Houve um silêncio. E ele doeu.

— Nem sei se este é realmente meu nome.

Ele baixou os olhos. Aquela verdade o atingiu como um soco.

— Certo...

A voz do meu pai ecoou lá embaixo, cortando o momento.

— Theo, você está aí em cima? Encontrou Diana?

— Me leva de volta, Theo. Por favor.

Ele me olhou como se buscasse forças para trair um pacto. Então assentiu, segurando minha mão.

Fechei os olhos e, como antes, o mundo girou.

Quando abri, estávamos diante de um lago. O reflexo da água tremia como se soubesse demais.

— Que lugar é esse? — perguntei.

Havia algo naquele ar que me fazia arder por dentro. Como se a memória estivesse à espreita, prestes a despertar.

— Vínhamos muito aqui quando éramos pequenos. Você amava esse lugar. — disse ele, quase em sussurro. — Brincávamos ali, com um barco de controle remoto. O barco era meu... mas você o sequestrava.

Ele riu com a lembrança, mas eu não consegui acompanhá-lo.

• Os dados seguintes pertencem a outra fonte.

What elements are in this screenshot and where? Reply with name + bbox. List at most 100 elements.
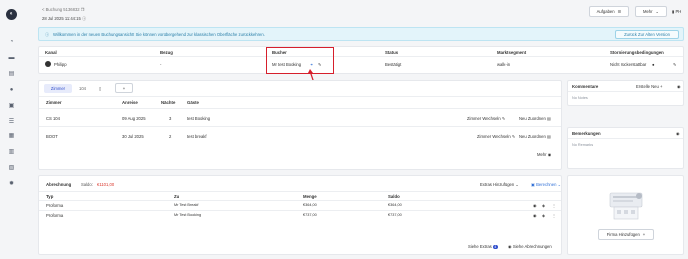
list-icon[interactable]: ☰ <box>8 119 15 126</box>
more-button[interactable]: Mehr ⌄ <box>635 6 667 17</box>
rooms-card: Zimmer 104 ▯ + Zimmer Anreise Nächte Gäs… <box>38 80 562 170</box>
reassign-button[interactable]: Neu Zuordnen ▤ <box>519 134 551 139</box>
reference-value: - <box>160 62 162 67</box>
segment-value: walk-in <box>497 62 511 67</box>
change-room-button[interactable]: Zimmer Wechseln ✎ <box>477 134 515 139</box>
calculator-icon: ▣ <box>531 182 535 187</box>
chart-icon[interactable]: ▧ <box>8 165 15 172</box>
arrival-date: 30 Jul 2025 <box>122 134 144 139</box>
contacts-icon[interactable]: ▥ <box>8 149 15 156</box>
eye-icon[interactable]: ◉ <box>533 213 537 218</box>
user-icon: ▮ <box>672 9 675 14</box>
remarks-empty-text: No Remarks <box>572 143 594 147</box>
header-type: Typ <box>46 194 54 199</box>
header-arrival: Anreise <box>122 100 138 105</box>
add-extras-button[interactable]: Extras Hinzufügen ⌄ <box>480 182 519 187</box>
banner-text: Willkommen in der neuen Buchungsansicht!… <box>53 32 265 37</box>
download-icon[interactable]: ◈ <box>542 203 545 208</box>
see-extras-button[interactable]: Siehe Extras 4 <box>468 244 498 249</box>
chat-icon[interactable]: ● <box>8 87 15 94</box>
document-icon: ▤ <box>546 116 551 121</box>
balance-value: €1101,00 <box>97 182 115 187</box>
plus-icon: + <box>659 84 663 89</box>
header-guests: Gäste <box>187 100 199 105</box>
invoice-amount: €364,00 <box>303 203 317 207</box>
logo-icon[interactable]: ◐ <box>6 9 17 20</box>
tab-room-104[interactable]: 104 <box>79 84 93 93</box>
chevron-down-icon: ⌄ <box>557 182 562 187</box>
more-vert-icon[interactable]: ⋮ <box>552 203 556 208</box>
highlight-box <box>266 47 334 74</box>
extras-count-badge: 4 <box>492 245 498 249</box>
eye-icon[interactable]: ◉ <box>676 131 680 136</box>
table-row[interactable]: CS 104 09 Aug 2025 3 test Booking Zimmer… <box>39 109 561 126</box>
invoice-recipient: Mr Test Breakf <box>174 203 199 207</box>
add-room-button[interactable]: + <box>115 83 133 93</box>
create-comment-button[interactable]: Erstelle Neu + <box>636 84 662 89</box>
comments-title: Kommentare <box>572 84 599 89</box>
list-icon: ☰ <box>617 9 622 14</box>
room-name: CS 104 <box>46 116 60 121</box>
table-row[interactable]: BOOT 30 Jul 2025 2 test breakf Zimmer We… <box>39 127 561 144</box>
dashboard-icon[interactable]: ◔ <box>8 39 15 46</box>
info-banner: ⓘ Willkommen in der neuen Buchungsansich… <box>38 27 684 41</box>
remarks-title: Bemerkungen <box>572 131 601 136</box>
document-icon: ▤ <box>546 134 551 139</box>
nights-count: 3 <box>169 116 172 121</box>
document-icon[interactable]: ▤ <box>8 71 15 78</box>
settings-icon[interactable]: ✹ <box>8 181 15 188</box>
invoice-balance: €364,00 <box>388 203 402 207</box>
table-row[interactable]: Proforma Mr Test Breakf €364,00 €364,00 … <box>39 201 561 210</box>
more-vert-icon[interactable]: ⋮ <box>552 213 556 218</box>
booking-date: 28 Jul 2025 11:44:15 ⓘ <box>42 16 87 21</box>
back-to-old-version-button[interactable]: Zurück Zur Alten Version <box>615 30 679 39</box>
billing-title: Abrechnung <box>46 182 72 187</box>
channel-avatar <box>45 61 51 67</box>
eye-icon: ◉ <box>547 152 552 157</box>
tasks-button[interactable]: Aufgaben ☰ <box>589 6 629 17</box>
calculate-button[interactable]: ▣ Berechnen ⌄ <box>531 182 561 187</box>
header-status: Status <box>385 50 399 55</box>
info-icon: ⓘ <box>81 16 87 21</box>
invoice-balance: €737,00 <box>388 213 402 217</box>
cancellation-value: Nicht rückerstattbar <box>610 62 647 67</box>
arrival-date: 09 Aug 2025 <box>122 116 146 121</box>
header-nights: Nächte <box>161 100 176 105</box>
edit-icon[interactable]: ✎ <box>673 62 677 67</box>
eye-icon[interactable]: ◉ <box>677 84 681 89</box>
channel-value: Philipp <box>54 62 67 67</box>
table-row[interactable]: Proforma Mr Test Booking €737,00 €737,00… <box>39 211 561 220</box>
plus-icon: + <box>642 232 646 237</box>
eye-icon[interactable]: ◉ <box>533 203 537 208</box>
tab-rooms[interactable]: Zimmer <box>44 84 72 93</box>
balance-label: Saldo: <box>81 182 93 187</box>
bed-icon[interactable]: ▬ <box>8 55 15 62</box>
company-illustration <box>609 192 643 220</box>
add-company-button[interactable]: Firma Hinzufügen + <box>598 229 654 240</box>
header-segment: Marktsegment <box>497 50 527 55</box>
tablet-icon[interactable]: ▯ <box>99 84 109 93</box>
header-to: Zu <box>174 194 180 199</box>
change-room-button[interactable]: Zimmer Wechseln ✎ <box>467 116 505 121</box>
room-name: BOOT <box>46 134 58 139</box>
more-rooms-button[interactable]: Mehr ◉ <box>537 152 551 157</box>
header-reference: Bezug <box>160 50 173 55</box>
copy-icon[interactable]: ❐ <box>81 7 85 12</box>
user-menu[interactable]: ▮ PH <box>672 9 681 14</box>
invoice-amount: €737,00 <box>303 213 317 217</box>
info-icon: ⓘ <box>45 32 50 37</box>
invoice-type: Proforma <box>46 203 64 208</box>
table-icon[interactable]: ▦ <box>8 133 15 140</box>
header-room: Zimmer <box>46 100 62 105</box>
breadcrumb[interactable]: < Buchung 5136832 ❐ <box>42 7 85 12</box>
reassign-button[interactable]: Neu Zuordnen ▤ <box>519 116 551 121</box>
download-icon[interactable]: ◈ <box>542 213 545 218</box>
company-card: Firma Hinzufügen + <box>567 175 684 255</box>
edit-icon: ✎ <box>511 134 516 139</box>
guest-name: test breakf <box>187 134 207 139</box>
see-invoices-button[interactable]: ◉ Siehe Abrechnungen <box>508 244 552 249</box>
wallet-icon[interactable]: ▣ <box>8 103 15 110</box>
eye-icon: ◉ <box>508 244 512 249</box>
chevron-down-icon: ⌄ <box>515 182 519 187</box>
invoice-type: Proforma <box>46 213 64 218</box>
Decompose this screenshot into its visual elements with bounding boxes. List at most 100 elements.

Porque a sensação que me invadia não era de alegria — era de vazio.

— E onde fica a casa?

— Vou te levar até lá.

— Espero que seja caminhando. — forcei um sorriso. Ele retribuiu com um riso frágil.

Enquanto andávamos sob as árvores, o som das folhas secas sob nossos pés era quase terapêutico. Mas o silêncio entre nós era denso, como névoa.

— Sabe... eu nunca quis mentir pra você. Mas meus pais sempre disseram que era para te proteger.

— Seus pais, Theo? Você sempre diz “meus pais”, e não “nossos”. — As palavras saíram afiadas, antes que eu pudesse filtrá-las.

Ele parou de andar. Ficou imóvel por segundos. O vento soprou forte, como se quisesse apagar a cena.

Theo suspirou — e o som desse suspiro pareceu mais velho que ele.

— Isso... isso não cabe a mim contar. — sua voz estava falha. — Por favor, não me obrigue.

Olhei para ele. O irmão que cresceu ao meu lado. O único rosto familiar na multidão de máscaras que me rodeia.

E pela primeira vez... eu me perguntei se ele também não era uma.

Por mais que eu deseje arrancar a verdade à força, algo em mim diz que não devo. Forçá-lo seria como quebrar uma vidraça já trincada — e mesmo que eu queira ver o que há por trás, o que restaria de nós?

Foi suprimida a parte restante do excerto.